Harden your MSP relationships. Multiple Qilin campaigns in 2025 used compromised managed service providers as springboards into downstream customer networks. If you use an MSP, understand their security posture, mandate MFA on all administrative access to your environment, and enforce the principle of least privilege on their service accounts. Review your MSP contracts for security requirements and breach notification obligations.

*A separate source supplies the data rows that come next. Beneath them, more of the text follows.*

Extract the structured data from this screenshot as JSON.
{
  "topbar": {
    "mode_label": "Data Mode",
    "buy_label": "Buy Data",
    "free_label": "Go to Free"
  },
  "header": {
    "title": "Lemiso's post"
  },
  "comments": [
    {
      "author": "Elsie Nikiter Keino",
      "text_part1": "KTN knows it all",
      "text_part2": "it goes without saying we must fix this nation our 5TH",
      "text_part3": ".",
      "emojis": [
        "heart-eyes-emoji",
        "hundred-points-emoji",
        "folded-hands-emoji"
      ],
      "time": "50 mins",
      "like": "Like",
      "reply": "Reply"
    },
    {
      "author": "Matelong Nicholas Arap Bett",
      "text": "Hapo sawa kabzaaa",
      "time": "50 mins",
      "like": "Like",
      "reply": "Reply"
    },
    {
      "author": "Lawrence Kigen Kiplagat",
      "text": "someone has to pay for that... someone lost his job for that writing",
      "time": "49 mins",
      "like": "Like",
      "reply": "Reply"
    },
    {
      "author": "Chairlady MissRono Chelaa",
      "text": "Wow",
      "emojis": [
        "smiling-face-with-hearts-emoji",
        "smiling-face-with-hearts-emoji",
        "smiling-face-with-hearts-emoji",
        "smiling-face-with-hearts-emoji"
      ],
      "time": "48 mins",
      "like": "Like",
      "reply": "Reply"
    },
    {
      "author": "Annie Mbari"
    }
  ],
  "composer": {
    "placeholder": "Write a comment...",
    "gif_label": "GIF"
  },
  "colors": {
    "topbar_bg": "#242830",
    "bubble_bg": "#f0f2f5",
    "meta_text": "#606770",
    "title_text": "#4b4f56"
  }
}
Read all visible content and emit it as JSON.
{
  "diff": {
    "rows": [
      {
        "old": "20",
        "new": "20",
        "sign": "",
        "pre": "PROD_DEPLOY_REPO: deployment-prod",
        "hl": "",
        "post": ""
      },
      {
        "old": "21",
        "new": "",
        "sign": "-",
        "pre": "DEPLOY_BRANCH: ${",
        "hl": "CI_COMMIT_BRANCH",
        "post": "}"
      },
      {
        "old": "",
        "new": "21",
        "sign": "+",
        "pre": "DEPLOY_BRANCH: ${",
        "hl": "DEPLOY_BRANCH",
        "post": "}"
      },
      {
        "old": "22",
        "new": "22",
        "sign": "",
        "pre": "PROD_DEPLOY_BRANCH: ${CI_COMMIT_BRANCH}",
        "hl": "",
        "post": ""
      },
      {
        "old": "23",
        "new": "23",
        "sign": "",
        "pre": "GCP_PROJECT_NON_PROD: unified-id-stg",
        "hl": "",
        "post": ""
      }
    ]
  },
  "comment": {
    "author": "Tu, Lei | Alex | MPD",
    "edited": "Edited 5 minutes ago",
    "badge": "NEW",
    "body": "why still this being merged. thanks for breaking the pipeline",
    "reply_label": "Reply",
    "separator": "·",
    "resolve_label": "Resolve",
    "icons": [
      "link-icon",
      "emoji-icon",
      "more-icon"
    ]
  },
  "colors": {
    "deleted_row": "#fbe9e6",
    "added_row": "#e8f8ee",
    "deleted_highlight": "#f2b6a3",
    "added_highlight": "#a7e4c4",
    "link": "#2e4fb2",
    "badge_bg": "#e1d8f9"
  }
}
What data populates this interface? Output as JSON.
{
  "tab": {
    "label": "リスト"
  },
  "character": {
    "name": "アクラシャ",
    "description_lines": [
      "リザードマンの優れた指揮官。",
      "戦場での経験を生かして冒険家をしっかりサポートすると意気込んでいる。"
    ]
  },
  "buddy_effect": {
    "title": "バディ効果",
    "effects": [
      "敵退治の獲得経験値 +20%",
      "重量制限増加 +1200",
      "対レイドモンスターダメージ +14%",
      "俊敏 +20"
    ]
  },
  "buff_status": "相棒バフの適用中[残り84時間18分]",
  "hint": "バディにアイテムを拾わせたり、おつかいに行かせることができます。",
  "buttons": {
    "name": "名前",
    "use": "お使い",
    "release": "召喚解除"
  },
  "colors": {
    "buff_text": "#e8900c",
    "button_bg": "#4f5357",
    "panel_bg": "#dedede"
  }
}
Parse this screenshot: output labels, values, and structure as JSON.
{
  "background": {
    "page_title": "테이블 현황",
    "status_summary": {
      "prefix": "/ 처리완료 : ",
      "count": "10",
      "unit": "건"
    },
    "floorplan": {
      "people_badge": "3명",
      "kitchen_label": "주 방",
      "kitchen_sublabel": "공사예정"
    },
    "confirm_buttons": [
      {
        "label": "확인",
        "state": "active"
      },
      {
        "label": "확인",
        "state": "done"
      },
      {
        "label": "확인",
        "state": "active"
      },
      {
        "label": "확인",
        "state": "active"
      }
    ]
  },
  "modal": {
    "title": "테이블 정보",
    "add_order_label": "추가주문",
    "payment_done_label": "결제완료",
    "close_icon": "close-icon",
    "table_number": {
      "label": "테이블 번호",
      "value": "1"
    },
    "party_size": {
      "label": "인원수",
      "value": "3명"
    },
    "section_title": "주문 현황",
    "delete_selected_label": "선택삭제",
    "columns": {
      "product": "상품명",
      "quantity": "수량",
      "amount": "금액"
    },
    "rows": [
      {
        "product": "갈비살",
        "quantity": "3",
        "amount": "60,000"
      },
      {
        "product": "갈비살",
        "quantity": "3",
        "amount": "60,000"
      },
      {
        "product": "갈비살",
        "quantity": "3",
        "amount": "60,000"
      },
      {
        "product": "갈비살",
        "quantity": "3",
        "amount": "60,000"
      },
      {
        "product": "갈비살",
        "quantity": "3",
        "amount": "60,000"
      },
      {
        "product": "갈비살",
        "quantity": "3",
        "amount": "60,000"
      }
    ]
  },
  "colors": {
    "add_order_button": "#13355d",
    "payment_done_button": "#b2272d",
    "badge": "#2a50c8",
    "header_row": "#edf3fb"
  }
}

# Priority detection rules for Qilin TTPs
# Monitor for these in your SIEM/EDR:

- vssadmin.exe delete shadows /all /quiet
- Unexpected WSL installation (wsl --install, LxssManager service start)
- Known BYOVD driver hashes (check LOLDrivers project)
- Cobalt Strike beacon network signatures
- Cyberduck or WinSCP connections to unknown cloud endpoints
- Mass file rename operations with unusual extensions
- NTLM authentication spikes against VPN infrastructure
- PsExec lateral movement patterns
- Safe Mode boot configuration changes (bcdedit)
- Event log clearing (wevtutil cl)

Key Takeaways

  1. Qilin is the new apex predator in ransomware: With over 1,000 victims in 2025 and activity accelerating into 2026, Qilin has surpassed LockBit at its peak. The GRIT 2026 report confirms it's the most active ransomware group GuidePoint Security has ever tracked. This isn't a theoretical threat — it's the current dominant threat.
  2. Ransomware now has a confirmed body count: The Synnovis NHS attack directly contributed to a patient's death, caused 170 cases of patient harm, and exposed 900,000 records. Qilin targets healthcare disproportionately and shows zero restraint. Every organization in healthcare and critical infrastructure needs to treat ransomware defense as a patient safety issue, not just an IT issue.
  3. The affiliate economy makes disruption temporary: Law enforcement operations against LockBit, ALPHV, and RansomHub didn't reduce overall ransomware volume. They redistributed talent. Qilin absorbed the best affiliates each time. Even if Qilin faces disruption, the ecosystem will regenerate. Defense cannot depend on law enforcement alone.
  4. Technical sophistication is escalating: WSL-based evasion, BYOVD, zero-day exploitation of SAP NetWeaver, AES-256-CTR with hardware acceleration, and AI-enhanced phishing campaigns put Qilin's capabilities well beyond the spray-and-pray ransomware of a few years ago. Defenders need to keep pace or get burned.
  5. Your supply chain is their attack surface: MSP compromise, third-party vendor exploitation, and supply chain attacks were consistent themes in Qilin campaigns throughout 2025. Your security is only as strong as the weakest vendor with access to your network.

The ransomware economy isn't contracting. It's evolving into something more distributed, more resilient, and more dangerous. Qilin is the current face of that evolution — but even if they're gone tomorrow, the conditions that created them remain. The affiliates are still out there, the vulnerabilities are still unpatched, and the next platform is already being built. The only thing standing between your organization and becoming victim number 1,045 is whether you've done the work before the attack, not after.